I am totally crushed, yet I still feel repressed. I am now worried that one day I will blurt out my feelings and really screw everything up. To make matters worse, we are all "friends," including his fiancee, and I will most likely be invited to her shower and the wedding. I am trying to be happy for the couple, but it's really hard. It's like it was over before it began. I know the lesson here is that I should have made my move sooner, but at the same time, I always assumed that if I just waited, it would eventually be my turn (y'know, like the Heinz commercial).

I fear that because I've been harping over this guy for so long, that I'll really be in a slump. I don't want to be.
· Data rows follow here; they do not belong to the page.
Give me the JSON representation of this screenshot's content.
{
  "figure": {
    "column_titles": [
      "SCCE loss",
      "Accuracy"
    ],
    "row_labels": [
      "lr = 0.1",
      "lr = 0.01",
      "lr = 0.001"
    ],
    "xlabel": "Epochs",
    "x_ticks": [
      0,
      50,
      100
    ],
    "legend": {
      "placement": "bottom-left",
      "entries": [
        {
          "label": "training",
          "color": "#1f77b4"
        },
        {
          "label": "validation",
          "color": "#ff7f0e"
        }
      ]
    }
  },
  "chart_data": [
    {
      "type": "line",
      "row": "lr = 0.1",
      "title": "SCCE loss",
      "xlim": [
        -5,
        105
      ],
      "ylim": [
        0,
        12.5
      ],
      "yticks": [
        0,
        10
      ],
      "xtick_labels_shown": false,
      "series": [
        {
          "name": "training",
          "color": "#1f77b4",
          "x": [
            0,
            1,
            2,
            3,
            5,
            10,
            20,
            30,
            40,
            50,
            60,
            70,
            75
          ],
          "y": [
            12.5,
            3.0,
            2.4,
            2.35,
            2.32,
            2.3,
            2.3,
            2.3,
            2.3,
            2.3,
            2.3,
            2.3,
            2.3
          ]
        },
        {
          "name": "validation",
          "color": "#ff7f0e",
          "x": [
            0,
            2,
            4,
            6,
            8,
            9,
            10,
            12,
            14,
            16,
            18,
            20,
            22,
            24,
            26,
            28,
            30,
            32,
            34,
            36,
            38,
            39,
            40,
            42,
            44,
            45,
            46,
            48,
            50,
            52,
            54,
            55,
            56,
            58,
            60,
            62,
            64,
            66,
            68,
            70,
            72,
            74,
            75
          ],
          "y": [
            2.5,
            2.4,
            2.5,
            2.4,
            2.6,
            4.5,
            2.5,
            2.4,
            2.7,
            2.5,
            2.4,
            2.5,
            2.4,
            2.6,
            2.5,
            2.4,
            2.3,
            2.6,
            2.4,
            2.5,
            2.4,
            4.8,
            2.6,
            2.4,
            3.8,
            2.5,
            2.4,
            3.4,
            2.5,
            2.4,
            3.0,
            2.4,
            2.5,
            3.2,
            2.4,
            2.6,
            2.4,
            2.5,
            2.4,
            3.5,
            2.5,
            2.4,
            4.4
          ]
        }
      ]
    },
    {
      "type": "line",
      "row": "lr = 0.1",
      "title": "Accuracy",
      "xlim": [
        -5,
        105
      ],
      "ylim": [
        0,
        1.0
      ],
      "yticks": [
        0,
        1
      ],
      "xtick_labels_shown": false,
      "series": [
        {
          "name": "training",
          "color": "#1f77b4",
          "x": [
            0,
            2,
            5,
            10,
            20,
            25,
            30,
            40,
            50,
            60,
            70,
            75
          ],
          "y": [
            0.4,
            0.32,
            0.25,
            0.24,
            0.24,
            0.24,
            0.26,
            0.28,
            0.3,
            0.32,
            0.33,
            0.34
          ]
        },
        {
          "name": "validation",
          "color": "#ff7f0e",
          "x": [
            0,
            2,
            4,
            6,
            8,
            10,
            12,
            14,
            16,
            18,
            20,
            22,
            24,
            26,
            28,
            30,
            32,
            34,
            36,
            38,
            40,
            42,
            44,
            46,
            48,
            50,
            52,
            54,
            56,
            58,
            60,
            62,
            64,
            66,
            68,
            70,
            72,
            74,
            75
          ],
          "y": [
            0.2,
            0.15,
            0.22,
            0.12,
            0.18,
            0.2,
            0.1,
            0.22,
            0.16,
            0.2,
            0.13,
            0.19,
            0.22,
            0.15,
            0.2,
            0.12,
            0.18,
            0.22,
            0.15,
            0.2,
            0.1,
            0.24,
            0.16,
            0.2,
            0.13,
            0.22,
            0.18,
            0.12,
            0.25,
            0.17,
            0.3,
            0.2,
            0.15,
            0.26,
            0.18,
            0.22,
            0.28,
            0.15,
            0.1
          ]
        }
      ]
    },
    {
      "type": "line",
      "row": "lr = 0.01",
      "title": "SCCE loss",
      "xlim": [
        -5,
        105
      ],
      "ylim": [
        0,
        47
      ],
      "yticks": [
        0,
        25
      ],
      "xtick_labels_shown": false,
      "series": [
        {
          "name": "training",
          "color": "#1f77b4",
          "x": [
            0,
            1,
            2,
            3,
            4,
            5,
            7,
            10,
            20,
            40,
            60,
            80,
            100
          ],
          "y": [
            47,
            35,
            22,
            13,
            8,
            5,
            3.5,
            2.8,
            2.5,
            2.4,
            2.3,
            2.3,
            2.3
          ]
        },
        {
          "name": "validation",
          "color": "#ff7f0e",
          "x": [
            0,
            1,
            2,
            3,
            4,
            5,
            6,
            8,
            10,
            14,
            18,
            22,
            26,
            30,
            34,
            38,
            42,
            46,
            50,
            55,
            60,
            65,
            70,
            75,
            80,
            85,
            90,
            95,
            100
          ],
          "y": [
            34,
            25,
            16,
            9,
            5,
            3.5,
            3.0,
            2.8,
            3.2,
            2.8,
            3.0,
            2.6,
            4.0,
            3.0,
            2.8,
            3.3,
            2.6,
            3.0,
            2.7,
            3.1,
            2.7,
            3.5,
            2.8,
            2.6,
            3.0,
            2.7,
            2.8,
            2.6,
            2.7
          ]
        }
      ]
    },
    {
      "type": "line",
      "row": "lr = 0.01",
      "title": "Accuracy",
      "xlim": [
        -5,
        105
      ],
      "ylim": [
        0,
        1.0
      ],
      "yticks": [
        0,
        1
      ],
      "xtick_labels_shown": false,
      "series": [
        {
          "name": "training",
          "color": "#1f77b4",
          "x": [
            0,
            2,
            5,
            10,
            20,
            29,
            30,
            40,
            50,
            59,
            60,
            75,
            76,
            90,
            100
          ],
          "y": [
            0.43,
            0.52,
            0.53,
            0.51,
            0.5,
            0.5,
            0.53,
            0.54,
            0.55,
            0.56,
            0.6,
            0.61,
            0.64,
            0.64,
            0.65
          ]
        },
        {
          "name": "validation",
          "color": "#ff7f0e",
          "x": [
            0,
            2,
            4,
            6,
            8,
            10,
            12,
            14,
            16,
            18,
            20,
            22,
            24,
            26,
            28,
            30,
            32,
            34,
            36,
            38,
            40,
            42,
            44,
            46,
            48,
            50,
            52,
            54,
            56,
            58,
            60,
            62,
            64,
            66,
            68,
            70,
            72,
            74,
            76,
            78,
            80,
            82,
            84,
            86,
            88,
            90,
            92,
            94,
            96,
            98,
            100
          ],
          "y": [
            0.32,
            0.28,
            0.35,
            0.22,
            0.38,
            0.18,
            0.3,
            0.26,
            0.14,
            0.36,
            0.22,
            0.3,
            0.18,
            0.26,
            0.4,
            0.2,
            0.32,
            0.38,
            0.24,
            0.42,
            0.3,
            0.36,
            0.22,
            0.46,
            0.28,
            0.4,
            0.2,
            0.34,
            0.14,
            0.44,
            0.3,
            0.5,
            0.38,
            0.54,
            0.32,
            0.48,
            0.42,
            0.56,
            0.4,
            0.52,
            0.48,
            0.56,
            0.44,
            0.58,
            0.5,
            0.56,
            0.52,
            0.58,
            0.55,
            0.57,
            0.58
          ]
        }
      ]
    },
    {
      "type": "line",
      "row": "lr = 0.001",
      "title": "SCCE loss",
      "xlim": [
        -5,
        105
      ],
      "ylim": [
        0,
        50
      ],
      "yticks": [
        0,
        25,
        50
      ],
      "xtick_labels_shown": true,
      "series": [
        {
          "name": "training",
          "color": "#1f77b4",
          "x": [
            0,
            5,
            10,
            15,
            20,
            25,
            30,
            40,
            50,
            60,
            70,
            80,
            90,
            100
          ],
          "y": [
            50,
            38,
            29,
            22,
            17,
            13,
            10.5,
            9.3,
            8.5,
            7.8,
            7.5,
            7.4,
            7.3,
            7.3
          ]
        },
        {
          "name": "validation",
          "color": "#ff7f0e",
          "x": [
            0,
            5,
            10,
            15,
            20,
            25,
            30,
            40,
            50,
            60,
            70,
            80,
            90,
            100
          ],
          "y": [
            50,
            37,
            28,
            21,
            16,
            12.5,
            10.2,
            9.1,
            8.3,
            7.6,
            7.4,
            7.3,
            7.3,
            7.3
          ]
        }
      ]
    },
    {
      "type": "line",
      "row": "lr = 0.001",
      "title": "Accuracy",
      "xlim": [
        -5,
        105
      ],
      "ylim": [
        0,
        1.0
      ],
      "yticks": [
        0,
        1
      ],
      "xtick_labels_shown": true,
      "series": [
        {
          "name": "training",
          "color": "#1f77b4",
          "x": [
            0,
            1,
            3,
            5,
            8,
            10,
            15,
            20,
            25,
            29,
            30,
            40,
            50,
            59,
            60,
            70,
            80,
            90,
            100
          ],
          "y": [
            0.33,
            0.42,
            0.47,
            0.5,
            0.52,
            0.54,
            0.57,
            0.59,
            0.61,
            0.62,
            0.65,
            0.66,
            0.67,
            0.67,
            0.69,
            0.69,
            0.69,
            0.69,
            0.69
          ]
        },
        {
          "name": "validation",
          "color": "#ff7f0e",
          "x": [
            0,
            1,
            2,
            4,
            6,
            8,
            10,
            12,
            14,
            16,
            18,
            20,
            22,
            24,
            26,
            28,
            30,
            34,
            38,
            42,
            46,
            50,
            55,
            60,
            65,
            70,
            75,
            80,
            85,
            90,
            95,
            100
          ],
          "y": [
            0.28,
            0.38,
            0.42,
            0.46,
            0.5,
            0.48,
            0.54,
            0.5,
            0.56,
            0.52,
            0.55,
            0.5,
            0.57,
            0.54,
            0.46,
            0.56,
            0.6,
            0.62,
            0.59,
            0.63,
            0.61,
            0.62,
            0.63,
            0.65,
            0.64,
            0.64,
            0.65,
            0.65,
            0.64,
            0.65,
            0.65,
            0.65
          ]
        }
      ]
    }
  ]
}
I guess what I'm asking is ... am I kidding myself in saying that this feeling of "missing the boat" will go away with time? Should I take the high road of avoidance and not have contact with these people for a while? What's your best tip(s) for moving on after such a low?

--Invisible Girl


Dear Invisible Girl,

"Over before it began." Touche. What you have had, my dear, is a pre-relationship breakup. Which produces the same feelings of grief, loss, and rejection even without the concomitant rituals of uncomfortable phone calls, stuff exchange, and relapse. Good news: no bittersweet memories. Bad news: no bittersweet memories.

For now, I'd say you should maybe lay low until the wedding.You don't have to be happy, but if they're your friends, you probably have to be there. The shower, I'd give you slightly more evil advice about -- i.e. you could (as long as you promise you won't be hurtfully dissing your sister) be "busy." Because the distractions of a wedding -- drinks, dancing, cute cousins -- make it way easier to put on a game face (or even mean it) than do macaroni salad and enforced cooing. It's okay, I think, to compromise here (but you should send a gift if invited; we never forget our manners.)

So do the good sport minimum until -- yes -- the "missing the boat" feeling fades. Yes, it will. Beyond that, let me hasten to point out that the only lesson to be drawn from this episode is: "Aw, crap!" You missed no perfect window of time for some perfect move, truly. You didn't mess up. Laissez-faire counts as a strategy. (Wasn't he seeing the other gal all along anyway?)

In fact, what I hope you did learn and relish -- even though it didn't come out the right way -- is the aching delight of anticipation. Take some time to heal; trust that your next crush will be slow good.